As wave after wave of immigrants arrived in, say, the Twin Cities, I can find no historical evidence that they demanded that America accommodate them. On the contrary, they assimilated, worked hard and benefited from America. I can find no historical evidence that other immigrant groups wished to have such a religious presence in the material marketplace, or, to put it another way, we have not previously been this expected to accommodate such a public component of one particular faith.
That’s what stuck in the craws of most of us, and most of us are weary of being thought intolerant by the likes of newspapers.

Via Lucianne.
UPDATE: Jack Lifton writes:

The pork handling controversy in Minneapolis is astounding in its hypocrisy. I live in the metropolitan Detroit area, which is home to the largest Muslim community in the US as well as a substantial orthodox Jewish community. Although the senior in time in the area of the two communities is the Jewish one the Muslims have been here in large numbers now for at least a generation.

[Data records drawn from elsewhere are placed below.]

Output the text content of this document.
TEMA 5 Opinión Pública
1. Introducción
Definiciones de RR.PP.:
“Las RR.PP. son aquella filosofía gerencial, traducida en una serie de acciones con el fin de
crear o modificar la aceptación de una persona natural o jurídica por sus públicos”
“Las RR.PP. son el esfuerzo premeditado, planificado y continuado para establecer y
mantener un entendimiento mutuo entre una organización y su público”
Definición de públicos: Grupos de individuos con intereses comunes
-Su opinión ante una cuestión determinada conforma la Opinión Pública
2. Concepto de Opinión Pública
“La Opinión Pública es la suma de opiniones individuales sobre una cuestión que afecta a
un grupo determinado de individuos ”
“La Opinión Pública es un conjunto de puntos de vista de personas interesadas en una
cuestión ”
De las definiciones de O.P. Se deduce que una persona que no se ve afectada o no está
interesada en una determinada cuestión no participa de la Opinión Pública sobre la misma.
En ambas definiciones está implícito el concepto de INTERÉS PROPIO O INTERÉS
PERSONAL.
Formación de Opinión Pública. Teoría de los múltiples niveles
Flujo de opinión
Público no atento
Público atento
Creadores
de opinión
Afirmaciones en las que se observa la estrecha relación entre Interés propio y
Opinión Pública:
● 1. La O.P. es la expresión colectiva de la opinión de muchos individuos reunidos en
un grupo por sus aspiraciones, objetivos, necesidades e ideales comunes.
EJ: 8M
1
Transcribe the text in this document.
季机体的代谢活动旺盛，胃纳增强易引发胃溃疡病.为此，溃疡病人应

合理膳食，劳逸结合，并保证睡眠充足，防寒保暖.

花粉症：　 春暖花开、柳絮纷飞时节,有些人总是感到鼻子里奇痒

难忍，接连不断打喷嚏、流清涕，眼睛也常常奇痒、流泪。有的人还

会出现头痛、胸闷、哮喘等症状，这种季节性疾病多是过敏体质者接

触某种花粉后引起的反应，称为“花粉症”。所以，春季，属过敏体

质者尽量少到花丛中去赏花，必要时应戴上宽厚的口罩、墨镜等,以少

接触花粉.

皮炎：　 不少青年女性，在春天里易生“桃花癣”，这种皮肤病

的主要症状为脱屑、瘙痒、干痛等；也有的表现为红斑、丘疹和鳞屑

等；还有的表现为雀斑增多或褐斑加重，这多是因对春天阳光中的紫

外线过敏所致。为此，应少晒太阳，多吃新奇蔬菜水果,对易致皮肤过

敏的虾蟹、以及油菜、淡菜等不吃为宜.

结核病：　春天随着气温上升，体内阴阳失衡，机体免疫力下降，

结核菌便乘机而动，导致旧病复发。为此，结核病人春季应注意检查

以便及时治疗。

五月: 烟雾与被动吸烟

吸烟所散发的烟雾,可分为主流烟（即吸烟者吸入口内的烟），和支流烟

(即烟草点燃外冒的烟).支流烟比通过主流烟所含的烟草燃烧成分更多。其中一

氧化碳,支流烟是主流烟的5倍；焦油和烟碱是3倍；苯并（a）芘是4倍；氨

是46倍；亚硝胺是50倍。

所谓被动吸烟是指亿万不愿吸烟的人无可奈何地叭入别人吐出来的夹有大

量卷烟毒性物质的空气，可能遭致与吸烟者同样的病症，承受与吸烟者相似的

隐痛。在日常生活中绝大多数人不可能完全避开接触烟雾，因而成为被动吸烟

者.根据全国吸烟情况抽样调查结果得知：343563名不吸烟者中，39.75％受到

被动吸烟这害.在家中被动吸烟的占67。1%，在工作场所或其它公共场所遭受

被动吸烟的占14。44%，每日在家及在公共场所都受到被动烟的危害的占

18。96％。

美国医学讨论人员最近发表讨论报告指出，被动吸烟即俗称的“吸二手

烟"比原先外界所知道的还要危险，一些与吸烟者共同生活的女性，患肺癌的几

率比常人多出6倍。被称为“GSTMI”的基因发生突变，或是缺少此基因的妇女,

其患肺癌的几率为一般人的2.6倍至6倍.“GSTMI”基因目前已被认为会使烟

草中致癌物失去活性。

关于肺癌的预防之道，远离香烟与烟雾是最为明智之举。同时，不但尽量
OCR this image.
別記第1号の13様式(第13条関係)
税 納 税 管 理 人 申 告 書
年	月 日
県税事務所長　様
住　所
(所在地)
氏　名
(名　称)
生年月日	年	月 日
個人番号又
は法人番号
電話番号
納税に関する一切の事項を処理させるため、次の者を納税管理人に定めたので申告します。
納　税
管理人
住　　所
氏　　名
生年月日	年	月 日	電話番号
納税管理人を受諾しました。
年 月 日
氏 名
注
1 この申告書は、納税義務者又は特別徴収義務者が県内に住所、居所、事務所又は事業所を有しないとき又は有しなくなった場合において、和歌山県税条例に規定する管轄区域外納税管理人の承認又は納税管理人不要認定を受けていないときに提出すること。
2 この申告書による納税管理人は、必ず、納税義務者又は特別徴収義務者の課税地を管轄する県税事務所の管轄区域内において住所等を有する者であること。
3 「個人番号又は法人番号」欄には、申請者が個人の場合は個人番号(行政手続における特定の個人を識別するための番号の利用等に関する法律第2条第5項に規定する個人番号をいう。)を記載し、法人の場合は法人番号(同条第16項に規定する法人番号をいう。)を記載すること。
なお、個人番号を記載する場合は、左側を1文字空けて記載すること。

I have never, before the situation in Minneapolis arose, heard of a similar “controversy” in the Detroit area. In fact, I cannot understand how it is that those who object to handling pork products, which by law are wrapped in such a way as to insure that no “process residues” adhere to the outer packaging, so long as its integrity is maintained-otherwise the outer package would be an ideal medium for growing bacteria and mold, can possibly object to handling plastic.